Minister: Shared space design has to be '˜inclusive'
At a meeting of Holyrood’s Petitions Committee on Thursday, the Scottish Government minister said all local authorities should ensure the design of a shared space is “inclusive.”
He added: “The needs of those with a disability must be considered, in particular people with a visual impairment.”
Mr Yousaf was invited to give evidence at the committee by Strathkelvin MSP Rona Mackay in relation to disabled campaigner Sandy Taylor’s petition for a moratorium on all shared spaces until safety and equality issues have been addressed.
Declaring an interest at the start of the meeting, Ms Mackay told Mr Yousaf she was backing the campaign against the shared space scheme in her constituency.
She said the opening of the “four-way non-controlled crossing” at Catherine Street junction at the end of November was “terrifying” her constituents, particularly the ones who were less able.
Ms Mackay told Mr Yousaf: “I know in this instance with this local authority that visually impaired groups and others were not consulted.”
She asked the minister if it was a contravention of people’s rights if they were not consulted and not listened to.
Mr Yousaf said: “If that was the case then it would be deeply worrying because all of the guidance – be it our own guidance, the guidance which was produced from a local authority’s perspective – talks about collaboration with local access panels and local disability groups.”
He added the Scottish Government’s “Designing Streets” policy was “predominantly aimed towards residential and lightly trafficked streets”.
Mr Yousaf told the committee he would “have a conversation with East Dunbartonshire Council and report back”.
Sandy Taylor, chair of East Dunbartonshire Visually Impaired People’s Forum (EDVIP), said he would be asking for sanctions in the form of withdrawal of other funding from the council, “until East Dunbartonshire Council restores the human rights of the hundreds of disabled, elderly and vulnerable citizens currently being denied safe access to their town centre”.

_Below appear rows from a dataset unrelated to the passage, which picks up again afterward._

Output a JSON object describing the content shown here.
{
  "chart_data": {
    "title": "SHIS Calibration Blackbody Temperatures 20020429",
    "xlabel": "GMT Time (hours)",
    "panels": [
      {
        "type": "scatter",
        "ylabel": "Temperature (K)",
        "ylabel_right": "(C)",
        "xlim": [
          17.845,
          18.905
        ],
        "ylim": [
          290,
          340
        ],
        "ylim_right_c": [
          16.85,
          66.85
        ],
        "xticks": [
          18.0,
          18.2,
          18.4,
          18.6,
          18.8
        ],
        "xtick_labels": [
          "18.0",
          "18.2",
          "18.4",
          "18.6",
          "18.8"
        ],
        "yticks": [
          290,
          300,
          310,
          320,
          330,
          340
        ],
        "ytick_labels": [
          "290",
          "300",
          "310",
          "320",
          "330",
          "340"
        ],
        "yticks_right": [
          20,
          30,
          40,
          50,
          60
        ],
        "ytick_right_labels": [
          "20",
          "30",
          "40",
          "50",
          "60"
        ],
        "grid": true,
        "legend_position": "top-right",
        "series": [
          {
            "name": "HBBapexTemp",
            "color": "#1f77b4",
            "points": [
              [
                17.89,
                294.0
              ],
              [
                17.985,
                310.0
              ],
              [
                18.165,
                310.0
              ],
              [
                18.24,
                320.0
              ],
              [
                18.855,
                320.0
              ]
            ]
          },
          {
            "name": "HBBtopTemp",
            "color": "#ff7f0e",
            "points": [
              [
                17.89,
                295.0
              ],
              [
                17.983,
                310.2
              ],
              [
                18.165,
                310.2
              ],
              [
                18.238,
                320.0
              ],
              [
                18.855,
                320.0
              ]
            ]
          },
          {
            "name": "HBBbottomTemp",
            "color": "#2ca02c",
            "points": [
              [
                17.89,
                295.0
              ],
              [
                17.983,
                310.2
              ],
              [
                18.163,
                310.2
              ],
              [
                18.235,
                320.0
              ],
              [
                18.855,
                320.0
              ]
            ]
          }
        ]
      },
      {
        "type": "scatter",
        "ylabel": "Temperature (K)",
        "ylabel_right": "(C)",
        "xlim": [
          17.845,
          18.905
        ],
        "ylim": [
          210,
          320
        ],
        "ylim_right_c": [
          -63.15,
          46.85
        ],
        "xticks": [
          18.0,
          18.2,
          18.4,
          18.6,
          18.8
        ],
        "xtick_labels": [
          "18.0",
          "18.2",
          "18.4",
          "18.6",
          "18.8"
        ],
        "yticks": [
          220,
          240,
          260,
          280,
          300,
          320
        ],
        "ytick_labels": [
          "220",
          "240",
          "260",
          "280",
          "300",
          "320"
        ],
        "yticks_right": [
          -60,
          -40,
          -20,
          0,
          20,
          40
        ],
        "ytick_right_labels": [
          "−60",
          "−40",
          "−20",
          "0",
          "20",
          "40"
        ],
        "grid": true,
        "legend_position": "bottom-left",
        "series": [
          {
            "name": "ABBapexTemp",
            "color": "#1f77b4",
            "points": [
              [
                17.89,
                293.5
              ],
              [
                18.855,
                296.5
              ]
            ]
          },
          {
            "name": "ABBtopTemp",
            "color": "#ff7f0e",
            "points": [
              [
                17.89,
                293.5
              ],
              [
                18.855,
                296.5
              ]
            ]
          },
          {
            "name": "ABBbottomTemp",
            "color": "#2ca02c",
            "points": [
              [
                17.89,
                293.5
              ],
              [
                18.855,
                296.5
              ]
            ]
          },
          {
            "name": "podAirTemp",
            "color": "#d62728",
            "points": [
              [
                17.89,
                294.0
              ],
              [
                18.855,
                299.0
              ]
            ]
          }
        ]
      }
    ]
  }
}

After Thursday’s meeting, Ms Mackay said: “While the Scottish Government cannot directly intervene, the Transport Minister has agreed to discuss the issue of safety and equality with East Dunbartonshire Council and hopefully they will see sense and reinstate the crossing lights.
“Sandy Taylor is quite right to ask for sanctions against East Dunbartonshire Council until this is resolved.”
In response to Thursday’s meeting, council Leader Rhondda Geekie said: “Kirkintilloch Masterplan was designed to meet demands for the town centre to be improved for shoppers, traders, residents and visitors.”
She insisted the council was “not creating a ‘shared space’,” adding this was thanks to local campaigners such as the EDVIP.
Ms Geekie said: “The pilot exercise which took place in August-September 2014 underwent two independent Road Safety Audits (RSA) which did not raise objections.
“The final design also underwent an independent RSA and the Roads Construction Consent process.”
She added that an “independent appraisal” by charity Living Streets Scotland stated that the “design proposals for the Cowgate have been well thought out, with the needs of pedestrians as a priority.”